ちいさこべえ |
大火事で両親を失った大工の若棟梁の元へ、焼けだされた若い女と孤児数人が転がり込む。可愛げのないクソガキどもの面倒を見つつ、若棟梁は「一人前」になってゆく、という物語である。
ここにあるのは、「美しい世襲」という一つの「神話」である。実際、「ちいさこべ」とは日本書紀の神話から題材をえている。
主人公の職業は昔気質の「大工」だ。ここにおいて、大工は立派に「仕事」となっている。
では、大工は「労働」ではないのだろうか?そんなことはない。
マンガの中にも大工を「労働」として働く、半人前以下の見習いが登場する。その男と他の職人を隔てるものは、時代を超えて職能を受け継ぐ姿勢があるかどうか、だけである。
時代をこえて何かを受け継ぐとき、人はそこに「美」を見出そうとしたがる。それが大工の「技」であっても、果たしえぬ父の夢(例『巨人の星』)であっても、使い切れないほどの財産であっても(例『俺の空』)、国家を動かす権力であっても。
だから人々はなんだかんだいって「世襲」が大好きだ。
世代を超えて受け継ぐものがあれば、それが財産であれ夢であれ才能であれ、「労働」を美しいものに変えてくれる。
じゃあ、そういうものが何にもなかったら?
ちょっと話を変えよう。「世襲」というものは、普通父から息子へとなされる。それが「父権」というものの元となっている。
昔は「世襲」によって受け継ぐべきものがあった。財産だけでなく、「イエ」というものや、その「名」である。
しかし、近代化が進み資本主義が広まるに従って、財産以外はほぼ無価値となった。
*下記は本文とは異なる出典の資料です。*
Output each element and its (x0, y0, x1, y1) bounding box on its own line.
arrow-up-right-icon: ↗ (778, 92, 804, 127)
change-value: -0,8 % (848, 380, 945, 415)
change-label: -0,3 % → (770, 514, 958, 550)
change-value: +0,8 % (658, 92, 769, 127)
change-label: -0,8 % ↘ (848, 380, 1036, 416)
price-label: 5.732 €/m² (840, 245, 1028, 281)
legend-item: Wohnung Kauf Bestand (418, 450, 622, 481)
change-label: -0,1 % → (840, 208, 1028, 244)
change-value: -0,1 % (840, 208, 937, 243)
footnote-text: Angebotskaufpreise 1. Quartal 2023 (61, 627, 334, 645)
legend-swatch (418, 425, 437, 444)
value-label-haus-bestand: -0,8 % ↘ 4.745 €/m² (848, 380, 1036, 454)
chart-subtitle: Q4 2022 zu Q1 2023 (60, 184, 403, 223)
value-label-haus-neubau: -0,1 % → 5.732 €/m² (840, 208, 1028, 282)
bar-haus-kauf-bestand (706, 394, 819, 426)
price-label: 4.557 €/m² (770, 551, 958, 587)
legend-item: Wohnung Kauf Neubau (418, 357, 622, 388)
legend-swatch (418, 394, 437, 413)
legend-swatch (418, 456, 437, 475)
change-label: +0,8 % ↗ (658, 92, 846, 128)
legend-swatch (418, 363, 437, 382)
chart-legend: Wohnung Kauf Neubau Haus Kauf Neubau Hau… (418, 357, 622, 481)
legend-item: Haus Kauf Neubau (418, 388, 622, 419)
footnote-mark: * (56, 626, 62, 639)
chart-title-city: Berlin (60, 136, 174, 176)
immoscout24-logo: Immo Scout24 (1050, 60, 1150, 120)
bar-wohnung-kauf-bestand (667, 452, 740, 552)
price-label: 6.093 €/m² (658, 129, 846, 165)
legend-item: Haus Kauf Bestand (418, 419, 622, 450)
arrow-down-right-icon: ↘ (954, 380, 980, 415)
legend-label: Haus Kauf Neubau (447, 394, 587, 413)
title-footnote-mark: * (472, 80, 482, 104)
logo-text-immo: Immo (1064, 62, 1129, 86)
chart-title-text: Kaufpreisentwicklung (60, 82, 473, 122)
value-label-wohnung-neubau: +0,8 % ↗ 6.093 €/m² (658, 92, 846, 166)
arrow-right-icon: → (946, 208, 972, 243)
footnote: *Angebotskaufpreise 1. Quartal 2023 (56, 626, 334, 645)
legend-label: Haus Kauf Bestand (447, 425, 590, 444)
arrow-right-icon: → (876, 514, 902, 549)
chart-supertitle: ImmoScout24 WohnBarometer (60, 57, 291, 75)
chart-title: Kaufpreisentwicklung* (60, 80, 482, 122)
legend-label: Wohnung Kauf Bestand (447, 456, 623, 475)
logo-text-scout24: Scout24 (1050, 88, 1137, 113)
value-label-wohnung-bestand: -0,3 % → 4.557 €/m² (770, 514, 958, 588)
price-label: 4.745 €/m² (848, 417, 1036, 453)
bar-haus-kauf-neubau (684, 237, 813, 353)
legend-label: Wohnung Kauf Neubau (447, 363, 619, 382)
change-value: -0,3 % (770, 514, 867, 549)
そうした傾向は昭和八年頃から顕著になるのだが、ここでは歴史的経緯については脇に置いておこう。
なのに、「父権」だけはそのままだった。
「父親」はただ「父親」だというだけで家の中で偉そうにし、またそれが許された。
その状況は敗戦によって「父親」の価値が暴落した後も変わらず継続され、なんとなく「父親」(とその予備軍としての「息子」)は家の中で偉そうにできた。
受け継ぐべきものが何もないのに。
空虚になった「父権」の本来あるべき「美」に照らされ、労働する「父親」はどんどん「ブス」になっていく。
それは「労働」を「仕事」と言い換えたくらいでごまかしきれず、かえって傷口を広げた、ということに起因する。
ここで近代的自我というやつが確立されていれば良かったが、高度経済成長の中でうやむやにしたまま現在に至ってしまった。
なので日本の「父親」は、「労働者」としての権利を主張してデモをしたりすることに、何となく「恥」を覚えるようになったわけである。
こうしたねじれは、世襲の政治家への熱狂的な支持などにも見て取ることができる。
望月ミネタロウがこのマンガから見えてくるのは、「近代」というものを受けとり損なった日本であり、その陰画としての「父親」である。それは脇役の信用金庫の店長として登場しているが、あまりにへんてこでわかりづらいかもしれない。
そして、マンガの中のリアルに可愛げのないクソガキどもこそは、現代の日本社会そのものなのだ。